38 | call me home


"Ikut nengok Ismail kagak?" Gusti bersuara di seberang. Dari riuhnya background kendaraan yang didengar Iis, agaknya si cowok tengah ada di jalan.

"Males." Iis menjawab teleponnya singkat, memandang langit abu-abu Jakarta di atas rumahnya.

Sudah seminggu di rumah dan nggak kemana-mana—menghadiri semua rapat BEM secara daring—tapi anehnya sakit-sakit di badan masih belum sepenuhnya hilang.

Lagipula suhu Lebak Bulus siang ini 32 derajat, rasa 38 derajat—kenapa nggak langsung 38 derajat aja, wahai weather.com?

"Yakin? Gue bawa oleh-oleh Yu Djum banyak nih. Kalau nggak dateng, nggak gue kasih."

"Yakin."

Iis mendengar temannya itu ketawa, dan ada suara tawa lain. Zane? Atau Bimo?

Tapi karena kemudian mendengar suara cewek, Iis akhirnya bisa menebak kalau Gusti sedang bertiga dengan Bimo dan Sabrina.

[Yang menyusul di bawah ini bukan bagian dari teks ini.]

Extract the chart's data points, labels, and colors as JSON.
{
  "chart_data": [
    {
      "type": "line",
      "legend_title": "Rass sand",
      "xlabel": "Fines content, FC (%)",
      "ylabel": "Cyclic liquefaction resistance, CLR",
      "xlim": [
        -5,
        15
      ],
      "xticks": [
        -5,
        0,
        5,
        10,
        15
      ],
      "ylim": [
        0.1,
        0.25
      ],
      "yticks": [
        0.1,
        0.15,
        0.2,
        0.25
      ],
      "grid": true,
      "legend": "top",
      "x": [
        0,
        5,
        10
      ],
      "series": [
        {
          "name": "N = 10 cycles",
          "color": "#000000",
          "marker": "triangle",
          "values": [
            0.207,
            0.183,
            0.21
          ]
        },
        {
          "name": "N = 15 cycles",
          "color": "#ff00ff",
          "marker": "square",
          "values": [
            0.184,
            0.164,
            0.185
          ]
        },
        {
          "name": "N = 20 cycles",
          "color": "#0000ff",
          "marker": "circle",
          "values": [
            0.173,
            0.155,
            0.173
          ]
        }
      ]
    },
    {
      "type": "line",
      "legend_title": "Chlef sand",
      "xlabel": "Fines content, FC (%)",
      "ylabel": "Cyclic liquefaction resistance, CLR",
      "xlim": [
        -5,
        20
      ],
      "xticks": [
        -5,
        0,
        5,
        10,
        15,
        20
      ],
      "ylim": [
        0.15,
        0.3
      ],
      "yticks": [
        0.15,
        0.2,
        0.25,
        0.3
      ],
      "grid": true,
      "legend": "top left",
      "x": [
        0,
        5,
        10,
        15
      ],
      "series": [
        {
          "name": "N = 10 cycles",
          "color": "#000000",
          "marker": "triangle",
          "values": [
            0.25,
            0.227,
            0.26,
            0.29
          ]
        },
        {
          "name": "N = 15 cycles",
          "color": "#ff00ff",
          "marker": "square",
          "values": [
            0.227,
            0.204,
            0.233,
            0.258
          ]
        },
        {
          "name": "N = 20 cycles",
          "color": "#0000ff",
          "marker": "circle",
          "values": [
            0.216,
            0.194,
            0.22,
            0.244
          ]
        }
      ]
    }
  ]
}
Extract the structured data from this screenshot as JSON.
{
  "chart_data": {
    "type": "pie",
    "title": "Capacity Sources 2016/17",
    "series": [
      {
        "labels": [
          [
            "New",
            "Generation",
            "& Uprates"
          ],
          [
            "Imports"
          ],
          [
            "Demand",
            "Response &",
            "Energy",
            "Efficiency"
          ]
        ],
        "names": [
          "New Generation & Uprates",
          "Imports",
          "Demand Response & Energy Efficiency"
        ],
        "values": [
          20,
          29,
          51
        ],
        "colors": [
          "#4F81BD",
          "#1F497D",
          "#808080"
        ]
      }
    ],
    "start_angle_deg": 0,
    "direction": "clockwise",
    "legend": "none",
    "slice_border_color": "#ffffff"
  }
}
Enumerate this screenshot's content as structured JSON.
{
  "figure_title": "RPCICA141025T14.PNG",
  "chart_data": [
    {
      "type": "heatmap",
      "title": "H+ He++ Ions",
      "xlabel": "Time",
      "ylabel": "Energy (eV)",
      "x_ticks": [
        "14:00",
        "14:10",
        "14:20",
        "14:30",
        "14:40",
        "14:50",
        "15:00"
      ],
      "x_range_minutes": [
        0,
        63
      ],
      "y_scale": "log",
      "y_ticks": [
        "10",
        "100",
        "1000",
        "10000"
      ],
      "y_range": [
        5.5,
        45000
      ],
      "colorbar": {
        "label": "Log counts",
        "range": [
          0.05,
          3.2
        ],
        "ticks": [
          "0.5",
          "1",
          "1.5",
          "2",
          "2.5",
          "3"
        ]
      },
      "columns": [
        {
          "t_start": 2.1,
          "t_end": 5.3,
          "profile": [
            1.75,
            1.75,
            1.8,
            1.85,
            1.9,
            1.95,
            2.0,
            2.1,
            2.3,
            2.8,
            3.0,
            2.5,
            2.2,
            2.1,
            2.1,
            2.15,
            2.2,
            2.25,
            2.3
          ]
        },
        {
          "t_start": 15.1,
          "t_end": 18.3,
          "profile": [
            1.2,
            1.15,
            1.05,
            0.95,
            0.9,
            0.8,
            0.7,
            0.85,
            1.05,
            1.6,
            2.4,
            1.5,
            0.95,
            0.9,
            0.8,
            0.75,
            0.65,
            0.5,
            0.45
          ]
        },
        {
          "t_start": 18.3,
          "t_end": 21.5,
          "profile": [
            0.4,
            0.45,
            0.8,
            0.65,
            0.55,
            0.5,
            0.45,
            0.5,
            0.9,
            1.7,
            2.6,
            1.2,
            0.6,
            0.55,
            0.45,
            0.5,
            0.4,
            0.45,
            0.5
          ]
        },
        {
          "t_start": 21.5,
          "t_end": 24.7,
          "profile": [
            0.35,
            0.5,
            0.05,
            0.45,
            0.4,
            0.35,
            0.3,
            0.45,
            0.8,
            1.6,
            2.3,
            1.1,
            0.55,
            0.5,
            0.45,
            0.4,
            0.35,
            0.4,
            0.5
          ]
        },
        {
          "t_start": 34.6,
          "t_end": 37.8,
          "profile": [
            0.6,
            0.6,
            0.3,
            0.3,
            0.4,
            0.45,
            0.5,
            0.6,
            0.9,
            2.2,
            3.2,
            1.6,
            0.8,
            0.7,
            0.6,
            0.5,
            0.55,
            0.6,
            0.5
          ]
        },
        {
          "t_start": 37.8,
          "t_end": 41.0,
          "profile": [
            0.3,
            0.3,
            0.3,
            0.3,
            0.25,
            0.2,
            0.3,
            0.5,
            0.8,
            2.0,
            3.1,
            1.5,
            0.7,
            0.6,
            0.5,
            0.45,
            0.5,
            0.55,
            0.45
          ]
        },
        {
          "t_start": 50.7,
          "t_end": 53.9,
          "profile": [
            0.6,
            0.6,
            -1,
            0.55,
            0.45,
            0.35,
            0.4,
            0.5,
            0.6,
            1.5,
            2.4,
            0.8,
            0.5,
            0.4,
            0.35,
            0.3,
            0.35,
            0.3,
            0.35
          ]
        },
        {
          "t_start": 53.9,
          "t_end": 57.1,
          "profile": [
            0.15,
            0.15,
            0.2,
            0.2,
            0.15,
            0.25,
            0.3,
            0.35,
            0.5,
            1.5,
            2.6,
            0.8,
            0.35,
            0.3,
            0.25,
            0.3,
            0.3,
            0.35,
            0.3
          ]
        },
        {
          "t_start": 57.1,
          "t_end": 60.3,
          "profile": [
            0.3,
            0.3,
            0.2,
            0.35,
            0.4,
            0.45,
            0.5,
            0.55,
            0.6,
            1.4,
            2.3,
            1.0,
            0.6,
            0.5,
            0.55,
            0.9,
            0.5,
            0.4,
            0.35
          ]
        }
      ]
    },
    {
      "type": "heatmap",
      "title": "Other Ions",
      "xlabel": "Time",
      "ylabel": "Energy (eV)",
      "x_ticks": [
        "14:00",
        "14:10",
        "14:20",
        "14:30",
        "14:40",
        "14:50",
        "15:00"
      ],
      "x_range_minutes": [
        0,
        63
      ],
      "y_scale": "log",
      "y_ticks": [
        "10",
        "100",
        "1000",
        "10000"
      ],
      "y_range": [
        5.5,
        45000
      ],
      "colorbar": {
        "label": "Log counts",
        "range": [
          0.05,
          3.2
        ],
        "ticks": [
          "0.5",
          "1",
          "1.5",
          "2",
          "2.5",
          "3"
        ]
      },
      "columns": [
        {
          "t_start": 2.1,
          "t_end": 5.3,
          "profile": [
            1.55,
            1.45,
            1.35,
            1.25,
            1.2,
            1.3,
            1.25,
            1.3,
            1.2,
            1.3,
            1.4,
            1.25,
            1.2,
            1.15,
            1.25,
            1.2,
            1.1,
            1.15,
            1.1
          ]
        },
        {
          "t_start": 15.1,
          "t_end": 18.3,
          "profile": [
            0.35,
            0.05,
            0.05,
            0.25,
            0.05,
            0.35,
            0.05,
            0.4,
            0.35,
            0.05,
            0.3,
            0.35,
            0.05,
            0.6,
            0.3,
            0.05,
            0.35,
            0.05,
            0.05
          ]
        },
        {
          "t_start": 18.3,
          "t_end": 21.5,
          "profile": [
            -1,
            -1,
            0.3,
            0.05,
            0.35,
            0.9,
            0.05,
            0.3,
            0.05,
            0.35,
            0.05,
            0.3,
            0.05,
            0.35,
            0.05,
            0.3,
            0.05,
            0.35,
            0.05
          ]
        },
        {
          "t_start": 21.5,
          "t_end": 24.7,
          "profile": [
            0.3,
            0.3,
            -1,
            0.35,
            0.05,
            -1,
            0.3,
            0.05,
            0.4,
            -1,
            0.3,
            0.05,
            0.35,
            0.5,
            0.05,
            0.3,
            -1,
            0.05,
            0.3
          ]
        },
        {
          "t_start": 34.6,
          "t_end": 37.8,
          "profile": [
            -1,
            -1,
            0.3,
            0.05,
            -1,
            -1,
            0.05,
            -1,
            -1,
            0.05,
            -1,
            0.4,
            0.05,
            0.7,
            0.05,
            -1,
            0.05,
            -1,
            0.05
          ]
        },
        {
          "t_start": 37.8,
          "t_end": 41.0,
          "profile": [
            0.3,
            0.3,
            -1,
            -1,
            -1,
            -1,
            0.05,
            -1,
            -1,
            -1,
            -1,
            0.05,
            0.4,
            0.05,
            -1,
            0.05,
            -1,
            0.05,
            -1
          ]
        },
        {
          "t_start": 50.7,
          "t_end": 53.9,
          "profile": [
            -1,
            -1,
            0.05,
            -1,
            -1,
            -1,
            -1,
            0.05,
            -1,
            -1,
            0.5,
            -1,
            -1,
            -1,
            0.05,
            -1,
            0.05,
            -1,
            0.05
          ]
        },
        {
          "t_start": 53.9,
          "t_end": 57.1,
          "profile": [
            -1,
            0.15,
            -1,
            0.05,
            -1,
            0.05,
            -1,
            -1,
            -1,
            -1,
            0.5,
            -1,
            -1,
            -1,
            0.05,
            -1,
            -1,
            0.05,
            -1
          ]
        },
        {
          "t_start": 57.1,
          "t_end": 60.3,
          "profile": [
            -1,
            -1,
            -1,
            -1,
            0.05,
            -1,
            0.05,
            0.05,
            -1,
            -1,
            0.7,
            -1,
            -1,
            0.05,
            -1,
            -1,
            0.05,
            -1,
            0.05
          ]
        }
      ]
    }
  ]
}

Gusti baru saja balik dari Magelang siang ini, dan nanti sore jadwal Ismail keluar dari rumah sakit—untuk kemudian dibawa pulang orang tuanya ke Simalugun sana. Bimo dan Sabrina mungkin sengaja menjemputnya di bandara—karena Sabrinalah yang paling ribut minta dibawakan oleh-oleh, sebelum kemudian lanjut ke rumah sakit.

"Kita jemput kalo emang mau ikut."

"Sama-sama belok ke rumah gue, kenapa nggak ngedrop Yu Djum-nya aja?" Iis memberi opsi, nggak ada adab. Tentu saja Gusti mendengus di seberang.

"Enakan di elo, Maemunah." Ada jeda beberapa saat sampai kemudian Gusti melanjutkan. "Yuk ah, ikutan. Buruan mandi. Nggak sampe sejam lagi kita nyampe rumah lo."

"Males, Gus. Panas."

"Lexusnya Bimo mantep AC-nya. Nggak usah banyak alesan. Nanti gue kasih Yu Djum-nya dua."

"Dua buat gue semua. Kalo mama nanya gimana?"

"Ya udah, tiga."

Iis ketawa. Terpaksa dia bangkit juga dari hammock di bawah pohon mangganya, membiarkan Haikal, abang satu-satunya menguasai properti.

"Apaan dua buat lo semua?? Gue gimana??" Haikal yang agaknya mendengar suara Gusti saking kencengnya volume handphone Iis tadi, auto protes.

"Lo nggak punya temen yang mau ngasih oleh-oleh tiap pulkam? Kasiaaan, deh!" Cewek itu menjulurkan lidah dan langsung cabut.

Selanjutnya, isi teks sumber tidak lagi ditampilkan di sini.